Schjeldahl: Let’s SeeAugust 19, 2008
The New Yorker format of a three to four page column allows Peter Schjeldahl to leap into subjects, look around, and amass a glittering pile of insights for each installment. In these essays on art he seamlessly blends high and low language to bring descriptions and ruminations to life where phrases like “drag queen cheek” cozy up with arcane words like “inchoate” and “fungible.” In addition the scope and range of Schjeldahl’s knowledge and history is daunting, but in spite of all this, his writing comes across as generous, accessible, and possibly even hospitable. His style invites the reader into subjects even if they have no previous knowledge of the sometimes-obscure topics, but his approach leaves the ramifications of these posited notions up to the reader to discover. That’s part of the beauty of this diving-in short format I mentioned before.
Schjeldahl gets right to the point. In his first essay from the collection Let’s See entitled America, he takes a rather worn theme of a lack or hole being at the center of American identity, but transforms it into something fresh.
Americaness is nobodiness. Deep down, I feel like nobody; and this void in me is the earnestness of my belonging. A hole in my heart pledges allegiance to America. (14)
Americaness is the world’s most abstract political and spiritual condition. For one thing, anyone from anywhere might become an American. Raise your right hand and you’re in like Benjamin or Aretha Franklin. (14)
Then before launching into an examination of (in his words “desperately ambitious”) “The American Century: Art and Culture, Part I, 1900-1950” at the Whitney Museum, he contrasts the nature of Amercaness to that of the rest of the world.
As a nation, the United States is a fiction that stands on three legs: first, a set of eighteenth-century political documents, which we argue about continually; second, the cautionary example of the Civil War, which fates us to stick together no matter what; and, third, daily consumption of mass culture.
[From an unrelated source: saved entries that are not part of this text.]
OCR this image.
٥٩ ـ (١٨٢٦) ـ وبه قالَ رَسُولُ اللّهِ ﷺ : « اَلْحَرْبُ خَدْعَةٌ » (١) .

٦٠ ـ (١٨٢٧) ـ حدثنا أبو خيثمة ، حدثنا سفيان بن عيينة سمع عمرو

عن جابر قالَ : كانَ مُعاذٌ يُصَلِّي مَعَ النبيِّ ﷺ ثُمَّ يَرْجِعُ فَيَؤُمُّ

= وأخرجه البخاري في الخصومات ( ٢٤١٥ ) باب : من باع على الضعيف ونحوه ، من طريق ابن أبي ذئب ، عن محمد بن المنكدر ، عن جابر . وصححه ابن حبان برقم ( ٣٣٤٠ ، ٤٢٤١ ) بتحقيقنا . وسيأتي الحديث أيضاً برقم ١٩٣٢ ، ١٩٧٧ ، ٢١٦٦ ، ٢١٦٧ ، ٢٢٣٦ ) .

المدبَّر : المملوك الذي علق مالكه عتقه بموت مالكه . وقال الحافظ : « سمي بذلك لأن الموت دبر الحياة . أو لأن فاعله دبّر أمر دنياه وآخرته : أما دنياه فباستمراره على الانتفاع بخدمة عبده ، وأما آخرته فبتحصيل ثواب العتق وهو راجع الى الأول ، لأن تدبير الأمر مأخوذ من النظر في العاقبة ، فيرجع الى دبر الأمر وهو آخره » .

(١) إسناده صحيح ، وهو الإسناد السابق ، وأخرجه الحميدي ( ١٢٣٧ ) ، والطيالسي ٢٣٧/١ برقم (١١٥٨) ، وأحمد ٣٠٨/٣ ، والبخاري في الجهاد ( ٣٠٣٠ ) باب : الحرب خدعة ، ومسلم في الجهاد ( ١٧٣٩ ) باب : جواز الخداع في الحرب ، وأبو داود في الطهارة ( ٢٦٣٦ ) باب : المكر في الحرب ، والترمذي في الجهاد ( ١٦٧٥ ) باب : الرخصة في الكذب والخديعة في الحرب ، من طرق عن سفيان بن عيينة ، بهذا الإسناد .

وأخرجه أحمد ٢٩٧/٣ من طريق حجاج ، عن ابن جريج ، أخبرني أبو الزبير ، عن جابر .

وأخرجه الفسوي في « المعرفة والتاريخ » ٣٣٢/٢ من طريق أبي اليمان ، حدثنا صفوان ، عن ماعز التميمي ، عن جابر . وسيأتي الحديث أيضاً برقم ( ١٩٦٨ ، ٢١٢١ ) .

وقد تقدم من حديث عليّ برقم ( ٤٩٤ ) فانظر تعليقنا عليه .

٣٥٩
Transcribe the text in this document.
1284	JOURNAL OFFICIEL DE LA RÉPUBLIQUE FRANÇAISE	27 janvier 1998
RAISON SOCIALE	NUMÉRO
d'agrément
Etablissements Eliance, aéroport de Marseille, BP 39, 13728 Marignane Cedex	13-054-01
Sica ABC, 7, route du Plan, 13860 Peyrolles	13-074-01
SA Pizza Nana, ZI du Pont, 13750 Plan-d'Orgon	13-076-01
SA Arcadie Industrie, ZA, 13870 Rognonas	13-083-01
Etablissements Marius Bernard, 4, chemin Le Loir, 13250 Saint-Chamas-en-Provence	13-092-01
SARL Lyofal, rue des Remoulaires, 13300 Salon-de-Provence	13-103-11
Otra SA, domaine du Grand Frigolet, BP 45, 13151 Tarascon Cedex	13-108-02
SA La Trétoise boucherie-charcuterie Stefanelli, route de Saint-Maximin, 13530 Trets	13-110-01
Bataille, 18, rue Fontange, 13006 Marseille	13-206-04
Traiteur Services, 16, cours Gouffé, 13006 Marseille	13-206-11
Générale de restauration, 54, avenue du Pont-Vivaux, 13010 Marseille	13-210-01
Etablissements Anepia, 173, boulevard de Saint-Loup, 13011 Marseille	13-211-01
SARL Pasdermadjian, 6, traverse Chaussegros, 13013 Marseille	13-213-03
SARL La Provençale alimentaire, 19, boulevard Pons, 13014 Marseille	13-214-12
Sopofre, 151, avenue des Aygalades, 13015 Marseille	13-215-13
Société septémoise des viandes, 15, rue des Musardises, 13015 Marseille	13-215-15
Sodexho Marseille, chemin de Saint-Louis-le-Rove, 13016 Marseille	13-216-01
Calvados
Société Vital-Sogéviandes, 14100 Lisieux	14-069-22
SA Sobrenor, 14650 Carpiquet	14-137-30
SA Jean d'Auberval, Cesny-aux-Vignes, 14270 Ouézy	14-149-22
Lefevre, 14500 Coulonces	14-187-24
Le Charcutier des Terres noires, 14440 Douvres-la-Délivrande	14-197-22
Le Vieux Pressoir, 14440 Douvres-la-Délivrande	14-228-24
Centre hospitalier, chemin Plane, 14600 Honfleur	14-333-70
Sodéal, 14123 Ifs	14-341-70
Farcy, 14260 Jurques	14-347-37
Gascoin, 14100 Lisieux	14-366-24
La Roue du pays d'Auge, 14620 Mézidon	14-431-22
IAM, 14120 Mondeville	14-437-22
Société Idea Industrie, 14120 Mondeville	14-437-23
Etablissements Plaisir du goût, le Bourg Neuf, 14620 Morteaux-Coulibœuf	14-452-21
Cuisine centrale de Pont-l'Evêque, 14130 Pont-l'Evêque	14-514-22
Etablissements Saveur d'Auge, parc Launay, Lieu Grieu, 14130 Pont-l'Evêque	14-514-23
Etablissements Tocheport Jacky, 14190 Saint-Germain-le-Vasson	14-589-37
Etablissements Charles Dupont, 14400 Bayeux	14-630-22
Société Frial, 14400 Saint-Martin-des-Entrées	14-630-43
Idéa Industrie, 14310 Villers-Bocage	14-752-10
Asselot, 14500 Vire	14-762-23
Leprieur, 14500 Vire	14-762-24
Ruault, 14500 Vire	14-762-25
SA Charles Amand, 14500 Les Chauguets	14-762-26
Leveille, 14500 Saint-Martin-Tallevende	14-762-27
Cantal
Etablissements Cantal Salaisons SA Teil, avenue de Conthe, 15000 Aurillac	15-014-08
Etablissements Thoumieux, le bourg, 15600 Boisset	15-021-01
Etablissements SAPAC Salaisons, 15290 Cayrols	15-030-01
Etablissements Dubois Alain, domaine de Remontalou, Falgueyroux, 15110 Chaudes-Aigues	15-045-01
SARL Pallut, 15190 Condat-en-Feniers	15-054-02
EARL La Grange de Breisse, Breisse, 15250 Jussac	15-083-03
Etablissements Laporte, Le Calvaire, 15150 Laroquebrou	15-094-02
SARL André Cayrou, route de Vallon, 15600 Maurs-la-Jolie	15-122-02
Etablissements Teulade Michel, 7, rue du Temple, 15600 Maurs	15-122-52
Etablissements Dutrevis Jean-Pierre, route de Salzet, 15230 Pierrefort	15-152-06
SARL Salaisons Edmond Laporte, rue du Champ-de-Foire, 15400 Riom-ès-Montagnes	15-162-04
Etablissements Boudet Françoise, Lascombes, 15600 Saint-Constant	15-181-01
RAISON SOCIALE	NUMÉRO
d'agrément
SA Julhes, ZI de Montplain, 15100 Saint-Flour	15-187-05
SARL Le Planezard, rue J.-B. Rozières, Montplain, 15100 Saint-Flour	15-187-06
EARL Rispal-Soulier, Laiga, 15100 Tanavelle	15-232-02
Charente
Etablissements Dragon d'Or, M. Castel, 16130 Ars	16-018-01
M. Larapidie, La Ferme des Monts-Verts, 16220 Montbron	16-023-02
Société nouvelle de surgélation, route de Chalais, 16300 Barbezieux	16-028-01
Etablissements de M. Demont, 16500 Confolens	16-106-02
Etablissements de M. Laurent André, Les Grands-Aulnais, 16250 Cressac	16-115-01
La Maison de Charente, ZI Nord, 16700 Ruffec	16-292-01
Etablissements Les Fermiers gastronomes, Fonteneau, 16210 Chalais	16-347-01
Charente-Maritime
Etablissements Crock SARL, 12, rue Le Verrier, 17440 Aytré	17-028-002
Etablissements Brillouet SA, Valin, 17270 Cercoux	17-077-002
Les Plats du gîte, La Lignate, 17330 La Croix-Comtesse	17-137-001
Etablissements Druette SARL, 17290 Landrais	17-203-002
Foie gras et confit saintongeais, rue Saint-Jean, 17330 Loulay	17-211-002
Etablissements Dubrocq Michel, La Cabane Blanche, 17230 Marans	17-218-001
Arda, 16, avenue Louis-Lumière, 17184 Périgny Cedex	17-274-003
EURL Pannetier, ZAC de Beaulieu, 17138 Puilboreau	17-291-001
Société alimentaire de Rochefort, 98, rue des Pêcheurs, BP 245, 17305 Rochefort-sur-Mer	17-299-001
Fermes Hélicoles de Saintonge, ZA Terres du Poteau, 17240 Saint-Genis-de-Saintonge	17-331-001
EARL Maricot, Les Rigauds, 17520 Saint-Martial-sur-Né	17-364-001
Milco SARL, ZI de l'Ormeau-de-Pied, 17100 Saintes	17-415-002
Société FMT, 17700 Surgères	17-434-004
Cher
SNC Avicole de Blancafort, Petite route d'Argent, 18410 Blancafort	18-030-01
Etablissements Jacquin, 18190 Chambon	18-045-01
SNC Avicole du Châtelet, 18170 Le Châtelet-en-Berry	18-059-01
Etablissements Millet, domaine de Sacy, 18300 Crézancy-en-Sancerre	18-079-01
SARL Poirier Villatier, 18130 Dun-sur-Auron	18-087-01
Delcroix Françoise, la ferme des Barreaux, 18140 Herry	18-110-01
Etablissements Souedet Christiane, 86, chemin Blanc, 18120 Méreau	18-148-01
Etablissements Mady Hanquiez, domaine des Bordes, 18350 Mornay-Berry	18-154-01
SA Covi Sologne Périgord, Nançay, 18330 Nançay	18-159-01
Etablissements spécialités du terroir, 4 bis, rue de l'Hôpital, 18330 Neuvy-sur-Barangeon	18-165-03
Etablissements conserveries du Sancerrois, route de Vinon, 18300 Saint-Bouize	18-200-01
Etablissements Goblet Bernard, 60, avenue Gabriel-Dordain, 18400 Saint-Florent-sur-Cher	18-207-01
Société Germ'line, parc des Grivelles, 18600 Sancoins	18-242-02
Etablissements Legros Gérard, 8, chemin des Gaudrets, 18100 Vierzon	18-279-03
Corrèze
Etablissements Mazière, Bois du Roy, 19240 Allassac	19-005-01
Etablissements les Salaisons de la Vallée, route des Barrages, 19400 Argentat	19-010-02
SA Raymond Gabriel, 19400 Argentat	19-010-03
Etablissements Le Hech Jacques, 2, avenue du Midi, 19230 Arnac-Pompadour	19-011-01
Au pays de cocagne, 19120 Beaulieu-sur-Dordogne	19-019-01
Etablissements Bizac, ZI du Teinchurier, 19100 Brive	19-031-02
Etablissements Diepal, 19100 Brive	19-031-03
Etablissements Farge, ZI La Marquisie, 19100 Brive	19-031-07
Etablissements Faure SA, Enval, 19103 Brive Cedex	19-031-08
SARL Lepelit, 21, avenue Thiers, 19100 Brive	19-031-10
That’s it. Everything else, however tremendous, is secondary. Tripods are precarious, as I’m reminded whenever I encounter intimidatingly foursquare foreigners, with their knitted residues of land, race, religion, and language. (14)
It makes Americaness feel like an arranged marriage after a blind date. That’s a lot of big thoughts for three pages, never mind it all happens before the third paragraph.
In a sense all this musing and pondering is closely tied to my manuscript Stalking America; this idea of pledging allegiance to a hole, or what it means to be American. I’ve been trying to figure out what the show my main character is obsessed with is truly about, people stalking nobodies, where the stalker becomes famous, while the stalked is nothing. The show could essentially be Stalking Nothing or Stalking Oblivion. It’s good tinder for thought as I explore what all this means. The real challenge is turning this nothing into something while exploring the somethingness of the void for which my character yearns.